# Rules of Differentiation for Algebraic Functions

In this tutorial we will discuss the basic formulas of differentiation for algebraic functions.

1. $\frac{d}{{dx}}\left( c \right) = 0$, where $c$ is any constant.

2. $\frac{d}{{dx}}\left( x \right) = 1$.

3. $\frac{d}{{dx}}\left( {cx} \right) = c$, where $c$ is any constant.

4. $\frac{d}{{dx}}{x^n} = n{x^{n – 1}}$, which is known as the power rule of a derivative.

5. $\frac{d}{{dx}}{\left[ {f\left( x \right)} \right]^n} = n{\left[ {f\left( x \right)} \right]^{n – 1}}f’\left( x \right)$, which is called the general power rule.
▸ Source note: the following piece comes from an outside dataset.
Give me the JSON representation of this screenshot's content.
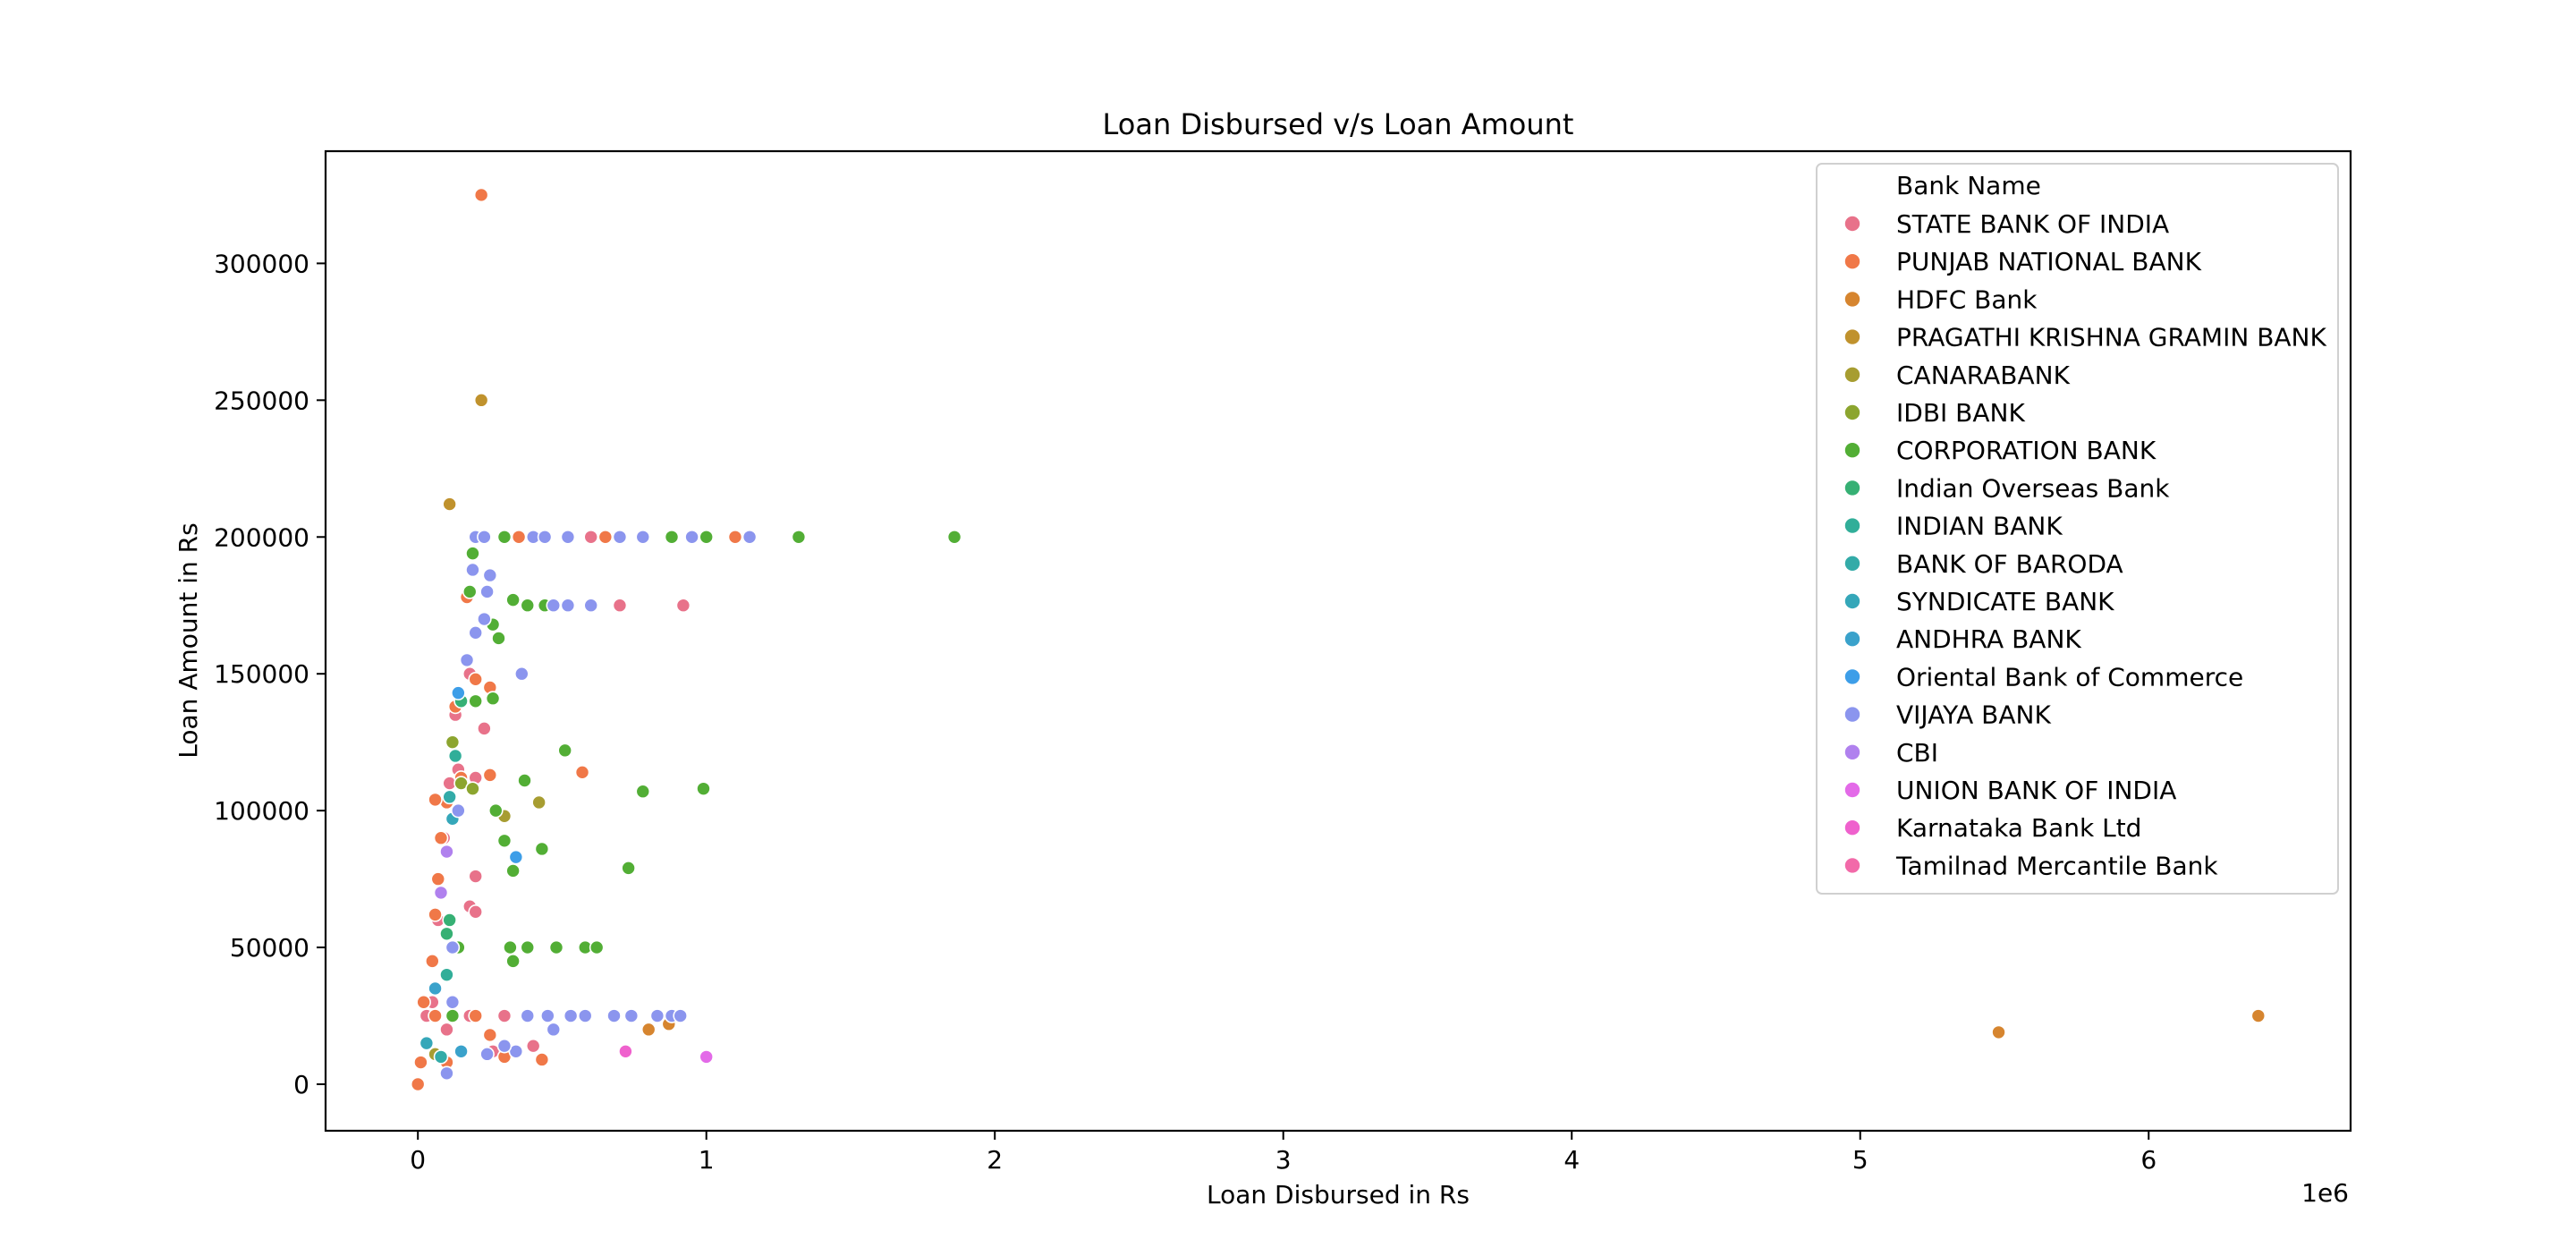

6. $\frac{d}{{dx}}\left[ {f\left( x \right) + g\left( x \right)} \right] = \frac{d}{{dx}}f\left( x \right) + \frac{d}{{dx}}g\left( x \right)$

7. $\frac{d}{{dx}}\left[ {f\left( x \right) – g\left( x \right)} \right] = \frac{d}{{dx}}f\left( x \right) – \frac{d}{{dx}}g\left( x \right)$

8. $\frac{d}{{dx}}\left[ {f\left( x \right)g\left( x \right)} \right] = f\left( x \right)\frac{d}{{dx}}g\left( x \right) + g\left( x \right)\frac{d}{{dx}}f\left( x \right)$ which is known as the product rule of differentiation.

9. $\frac{d}{{dx}}\left[ {\frac{{f\left( x \right)}}{{g\left( x \right)}}} \right] = \frac{{g\left( x \right)\frac{d}{{dx}}f\left( x \right) – f\left( x \right)\frac{d}{{dx}}g\left( x \right)}}{{{{\left[ {g\left( x \right)} \right]}^2}}}$ which is known as the quotient rule of differentiation.

10. $\frac{d}{{dx}}\left[ {\left( {f \circ g} \right)\left( x \right)} \right] = f’\left[ {g\left( x \right)} \right]g’\left( x \right)$ which is known as the chain rule of differentiation.